Over the last decade, matrix remodelling, which includes matrix degradation, matrix reorganization and nascent matrix deposition, has become increasingly recognized as a key parameter in regulating cellular biology. To gain mechanistic understanding of these interactions, new strategies to design synthetic materials with exquisite control over matrix degradation will be essential. Common biomaterial strategies to control matrix degradability include use of enzyme-degradable peptides within the hydrogel, which is the method employed here, or the incorporation of hydrolytically degradable chemical moieties into the polymer network7. Alternatively, control of matrix remodelling has also been achieved through manipulation of the hydrogel network connectivity and through the use of reversible, dynamic crosslinks8.

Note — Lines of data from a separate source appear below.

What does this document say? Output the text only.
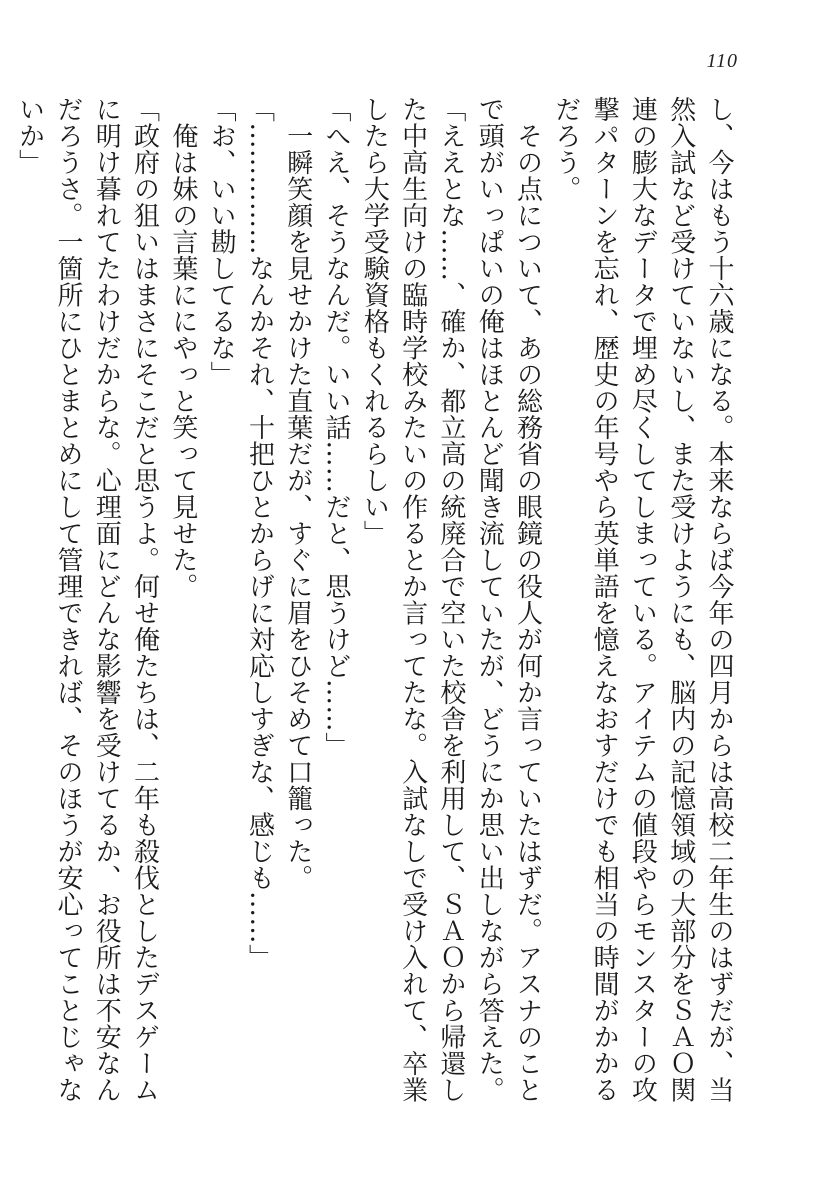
110

し、今はもう十六歳になる。本来ならば今年の四月からは高校二年生のはずだが、当然入試など受けていないし、また受けようにも、脳内の記憶領域の大部分をＳＡＯ関連の膨大なデータで埋め尽くしてしまっている。アイテムの値段やらモンスターの攻撃パターンを忘れ、歴史の年号やら英単語を憶えなおすだけでも相当の時間がかかるだろう。

　その点について、あの総務省の眼鏡の役人が何か言っていたはずだ。アスナのことで頭がいっぱいの俺はほとんど聞き流していたが、どうにか思い出しながら答えた。

「ええとな……、確か、都立高の統廃合で空いた校舎を利用して、ＳＡＯから帰還した中高生向けの臨時学校みたいの作るとか言ってたな。入試なしで受け入れて、卒業したら大学受験資格もくれるらしい」

「へえ、そうなんだ。いい話……だと、思うけど……」

　一瞬笑顔を見せかけた直葉だが、すぐに眉をひそめて口籠った。

「……………なんかそれ、十把ひとからげに対応しすぎな、感じも……」

「お、いい勘してるな」

　俺は妹の言葉ににやっと笑って見せた。

「政府の狙いはまさにそこだと思うよ。何せ俺たちは、二年も殺伐としたデスゲームに明け暮れてたわけだからな。心理面にどんな影響を受けてるか、お役所は不安なんだろうさ。一箇所にひとまとめにして管理できれば、そのほうが安心ってことじゃないか」
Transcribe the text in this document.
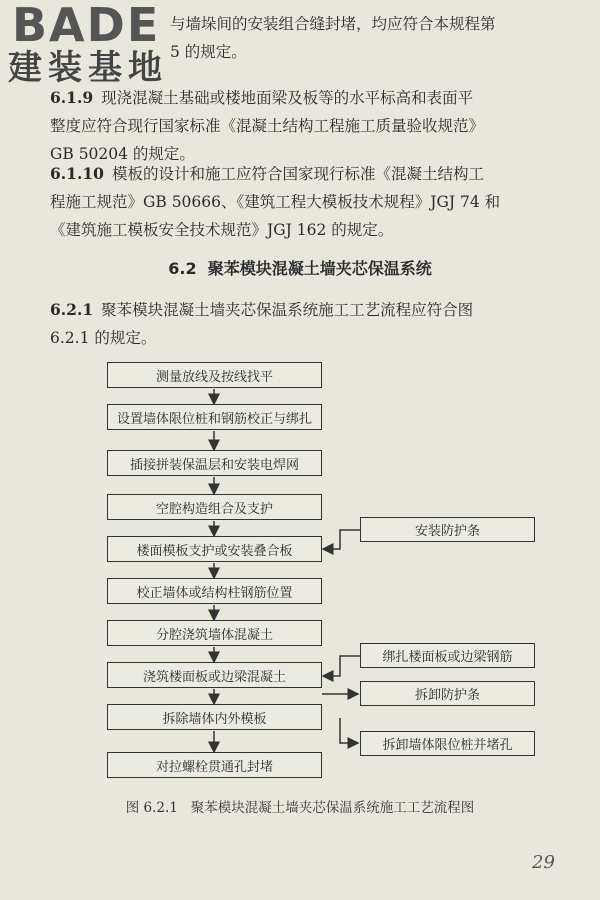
BADE
建装基地
与墙垛间的安装组合缝封堵，均应符合本规程第
5 的规定。
6.1.9 现浇混凝土基础或楼地面梁及板等的水平标高和表面平
整度应符合现行国家标准《混凝土结构工程施工质量验收规范》
GB 50204 的规定。
6.1.10 模板的设计和施工应符合国家现行标准《混凝土结构工
程施工规范》GB 50666、《建筑工程大模板技术规程》JGJ 74 和
《建筑施工模板安全技术规范》JGJ 162 的规定。
6.2 聚苯模块混凝土墙夹芯保温系统
6.2.1 聚苯模块混凝土墙夹芯保温系统施工工艺流程应符合图
6.2.1 的规定。
测量放线及按线找平
设置墙体限位桩和钢筋校正与绑扎
插接拼装保温层和安装电焊网
空腔构造组合及支护
楼面模板支护或安装叠合板
校正墙体或结构柱钢筋位置
分腔浇筑墙体混凝土
浇筑楼面板或边梁混凝土
拆除墙体内外模板
对拉螺栓贯通孔封堵
安装防护条
绑扎楼面板或边梁钢筋
拆卸防护条
拆卸墙体限位桩并堵孔
图 6.2.1 聚苯模块混凝土墙夹芯保温系统施工工艺流程图
29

Characterization techniques that can accurately and non-destructively measure dynamic matrix remodelling are essential for decoding temporal changes that cells impart on their surrounding matrix. Current techniques, including macrorheology and atomic force microscopy, often only probe bulk or surface matrix properties and therefore are not able to report on local, cellular-level heterogeneity within the 3D material. Additionally, these methods are often destructive, preventing multi-day analysis of dynamic processes. To address these limitations, microrheological techniques, including video particle tracking used in this work, have facilitated the non-destructive study of local matrix remodelling with improved spatiotemporal accuracy9. As an alternative approach, recent progress suggests that future innovations in materials design will enable the development of synthetic matrices with embedded sensors for real-time analysis of local biomechanical properties10. The importance of nascent, cell-produced matrices within synthetic hydrogels is also becoming increasingly apparent, and new techniques were recently reported that enable the in situ characterization of this dynamic aspect of matrix remodelling11. Overall, the parallel application of both novel materials design and robust characterization methods will enable future insights into how dynamic cell–matrix remodelling plays a critical role in tissue development and disease.

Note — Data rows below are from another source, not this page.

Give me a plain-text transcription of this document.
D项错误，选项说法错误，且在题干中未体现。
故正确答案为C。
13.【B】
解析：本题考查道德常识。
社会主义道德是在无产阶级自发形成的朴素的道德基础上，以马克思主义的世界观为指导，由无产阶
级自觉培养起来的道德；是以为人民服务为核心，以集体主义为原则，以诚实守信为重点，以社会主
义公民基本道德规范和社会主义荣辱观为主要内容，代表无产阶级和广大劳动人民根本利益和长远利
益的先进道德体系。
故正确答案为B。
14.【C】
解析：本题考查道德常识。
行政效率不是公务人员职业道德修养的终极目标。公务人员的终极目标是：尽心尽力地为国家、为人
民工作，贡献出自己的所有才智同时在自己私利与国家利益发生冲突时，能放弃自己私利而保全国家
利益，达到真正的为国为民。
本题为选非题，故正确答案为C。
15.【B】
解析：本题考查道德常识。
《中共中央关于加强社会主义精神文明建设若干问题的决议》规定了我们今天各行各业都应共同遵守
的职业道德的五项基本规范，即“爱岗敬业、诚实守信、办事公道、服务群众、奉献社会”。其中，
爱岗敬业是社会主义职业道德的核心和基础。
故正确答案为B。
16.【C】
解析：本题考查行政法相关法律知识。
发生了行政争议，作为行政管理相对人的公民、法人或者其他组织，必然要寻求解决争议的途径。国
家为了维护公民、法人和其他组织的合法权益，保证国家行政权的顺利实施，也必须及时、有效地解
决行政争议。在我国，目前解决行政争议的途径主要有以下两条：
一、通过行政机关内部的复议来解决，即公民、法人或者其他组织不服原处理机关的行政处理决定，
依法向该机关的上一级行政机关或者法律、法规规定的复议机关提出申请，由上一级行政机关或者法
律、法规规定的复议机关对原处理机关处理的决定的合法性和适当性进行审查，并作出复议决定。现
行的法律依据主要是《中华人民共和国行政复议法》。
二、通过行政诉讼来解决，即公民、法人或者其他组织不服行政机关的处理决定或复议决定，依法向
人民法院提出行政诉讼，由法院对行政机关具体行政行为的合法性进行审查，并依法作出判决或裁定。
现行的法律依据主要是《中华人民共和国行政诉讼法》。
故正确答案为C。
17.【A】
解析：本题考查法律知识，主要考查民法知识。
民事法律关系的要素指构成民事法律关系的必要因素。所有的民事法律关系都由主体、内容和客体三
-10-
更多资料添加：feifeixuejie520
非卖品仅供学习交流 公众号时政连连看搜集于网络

The results presented here underscore the multifaceted roles that rare cell types can play in driving intestinal cell phenotype and ECM remodelling in gut development and disorder. Importantly, the experimental framework of combining reproducible, synthetic matrices with human-sourced cells can be applied to many different tissue types for human-specific disease modelling, enabling identification of new therapeutic targets with clinical impact.